Dado que dar una conferencia a la clase era parte del acuerdo para que él estudiara lo que quería, no fue prudente por parte de Sheldon auto-sabotearse siendo un horrible conferenciante. A pesar de que su baja opinión sobre el título de ingeniero de Howard reemplazó a todo lo demás, debería haber pensado en su carrera y en lo que significaba para él si lo denunciaban por no cumplir con su parte del trato.

4 Lo mejor: volviendo a la teoría de cuerdas

Después de su desvío a la investigación de la materia oscura, Sheldon volvió a enamorarse de la teoría de cuerdas mientras se la explicaba a Penny. La conversación lo llevó a un gran avance que finalmente le permitió explorar nuevos ángulos y le abrió emocionantes posibilidades para su carrera y el futuro de la física.

A pesar del desvío, Sheldon siempre había sido un apasionado de la teoría de cuerdas. Fue lo primero en lo que se interesó cuando se convirtió en físico teórico y había trabajado mucho para lograrlo. Abandonarlo significaba dejar que todos esos años de su carrera se desperdiciaran, pero volver a eso lo remedió.

3 Lo peor: beber antes de su discurso

Nervioso por dar un discurso antes de recibir el premio del canciller en “The Pants Alternative” de la temporada 3, Sheldon bebió dos vasos de alcohol. Debido a su baja tolerancia al mismo, se emborrachó de inmediato y provocó una escena, quitándose los pantalones y la ropa interior.

Es comprensible que Sheldon estuviera nervioso por hablar frente a una multitud, pero en ese momento, él y los demás sabían el efecto que tenía en él. Él lo tomó de todos modos y se comportó de manera inapropiada frente a sus compañeros de trabajo y personas mayores.

2 Lo mejor: trabajar en superasimetría

Justo antes de su boda, a Sheldon y Amy se les ocurrió la teoría de la súper asimetría. Durante la duodécima temporada, trabajaron en ello y la recompensa fue un Premio Nobel que recibieron en el final de la serie.
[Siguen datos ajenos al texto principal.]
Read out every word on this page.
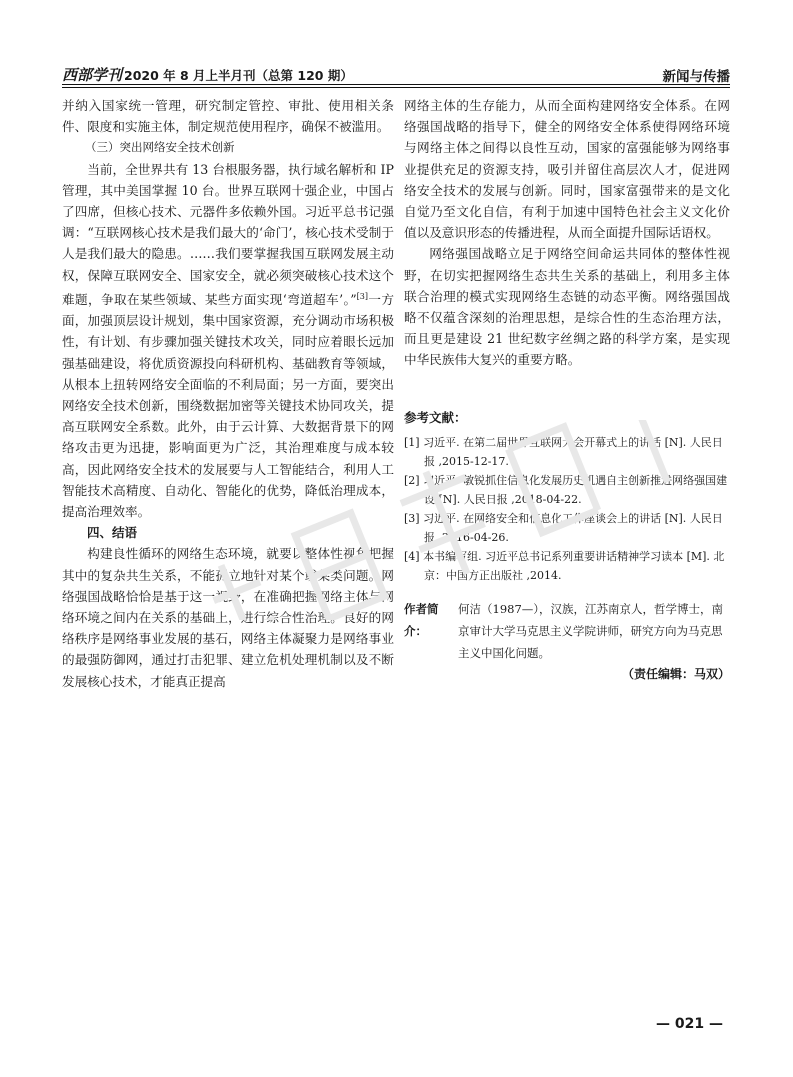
西部学刊 2020 年 8 月上半月刊（总第 120 期）	新闻与传播

并纳入国家统一管理，研究制定管控、审批、使用相关条件、限度和实施主体，制定规范使用程序，确保不被滥用。

（三）突出网络安全技术创新

当前，全世界共有 13 台根服务器，执行域名解析和 IP 管理，其中美国掌握 10 台。世界互联网十强企业，中国占了四席，但核心技术、元器件多依赖外国。习近平总书记强调：“互联网核心技术是我们最大的‘命门’，核心技术受制于人是我们最大的隐患。……我们要掌握我国互联网发展主动权，保障互联网安全、国家安全，就必须突破核心技术这个难题，争取在某些领域、某些方面实现‘弯道超车’。”[3]一方面，加强顶层设计规划，集中国家资源，充分调动市场积极性，有计划、有步骤加强关键技术攻关，同时应着眼长远加强基础建设，将优质资源投向科研机构、基础教育等领域，从根本上扭转网络安全面临的不利局面；另一方面，要突出网络安全技术创新，围绕数据加密等关键技术协同攻关，提高互联网安全系数。此外，由于云计算、大数据背景下的网络攻击更为迅捷，影响面更为广泛，其治理难度与成本较高，因此网络安全技术的发展要与人工智能结合，利用人工智能技术高精度、自动化、智能化的优势，降低治理成本，提高治理效率。

四、结语

构建良性循环的网络生态环境，就要以整体性视角把握其中的复杂共生关系，不能孤立地针对某个或某类问题。网络强国战略恰恰是基于这一视野，在准确把握网络主体与网络环境之间内在关系的基础上，进行综合性治理。良好的网络秩序是网络事业发展的基石，网络主体凝聚力是网络事业的最强防御网，通过打击犯罪、建立危机处理机制以及不断发展核心技术，才能真正提高

网络主体的生存能力，从而全面构建网络安全体系。在网络强国战略的指导下，健全的网络安全体系使得网络环境与网络主体之间得以良性互动，国家的富强能够为网络事业提供充足的资源支持，吸引并留住高层次人才，促进网络安全技术的发展与创新。同时，国家富强带来的是文化自觉乃至文化自信，有利于加速中国特色社会主义文化价值以及意识形态的传播进程，从而全面提升国际话语权。

网络强国战略立足于网络空间命运共同体的整体性视野，在切实把握网络生态共生关系的基础上，利用多主体联合治理的模式实现网络生态链的动态平衡。网络强国战略不仅蕴含深刻的治理思想，是综合性的生态治理方法，而且更是建设 21 世纪数字丝绸之路的科学方案，是实现中华民族伟大复兴的重要方略。

参考文献：

[1] 习近平. 在第二届世界互联网大会开幕式上的讲话 [N]. 人民日报 ,2015-12-17.

[2] 习近平. 敏锐抓住信息化发展历史机遇自主创新推进网络强国建设 [N]. 人民日报 ,2018-04-22.

[3] 习近平. 在网络安全和信息化工作座谈会上的讲话 [N]. 人民日报 ,2016-04-26.

[4] 本书编写组. 习近平总书记系列重要讲话精神学习读本 [M]. 北京：中国方正出版社 ,2014.

作者简介：
何洁（1987—），汉族，江苏南京人，哲学博士，南京审计大学马克思主义学院讲师，研究方向为马克思主义中国化问题。
（责任编辑：马双）
— 021 —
Fue genial ver a Sheldon finalmente obtener un logro con el que había soñado durante tanto tiempo con su pareja. Sobre todo porque había tenido problemas para elegir un campo de estudio cuando abandonó la teoría de cuerdas. La súper asimetría era un territorio nuevo e inexplorado, pero su riesgo y trabajo valieron la pena, lo que les otorgó uno de los mayores logros en TBBT.

1 Lo peor: usar la ansiedad para aumentar la eficiencia

Después de haber luchado durante meses con su nueva investigación sobre la materia oscura, Sheldon trató de optimizar su espacio de trabajo para aumentar la eficiencia. A partir de un experimento que sugería que el rendimiento podía optimizarse creando un estado de ansiedad productiva, se sometió a condiciones que le inducían ansiedad. Se obsesionó con eso, incluso bebió bebidas energéticas para poder quedarse despierto y trabajar.

Al final, su productividad tuvo un costo de su bienestar, lo que lo hizo retroceder. También estaba molestando a sus amigos más de lo habitual. Cuando finalmente dejó el límite y descansó un poco, continuó progresando sin usar su ansiedad para optimizar la eficiencia.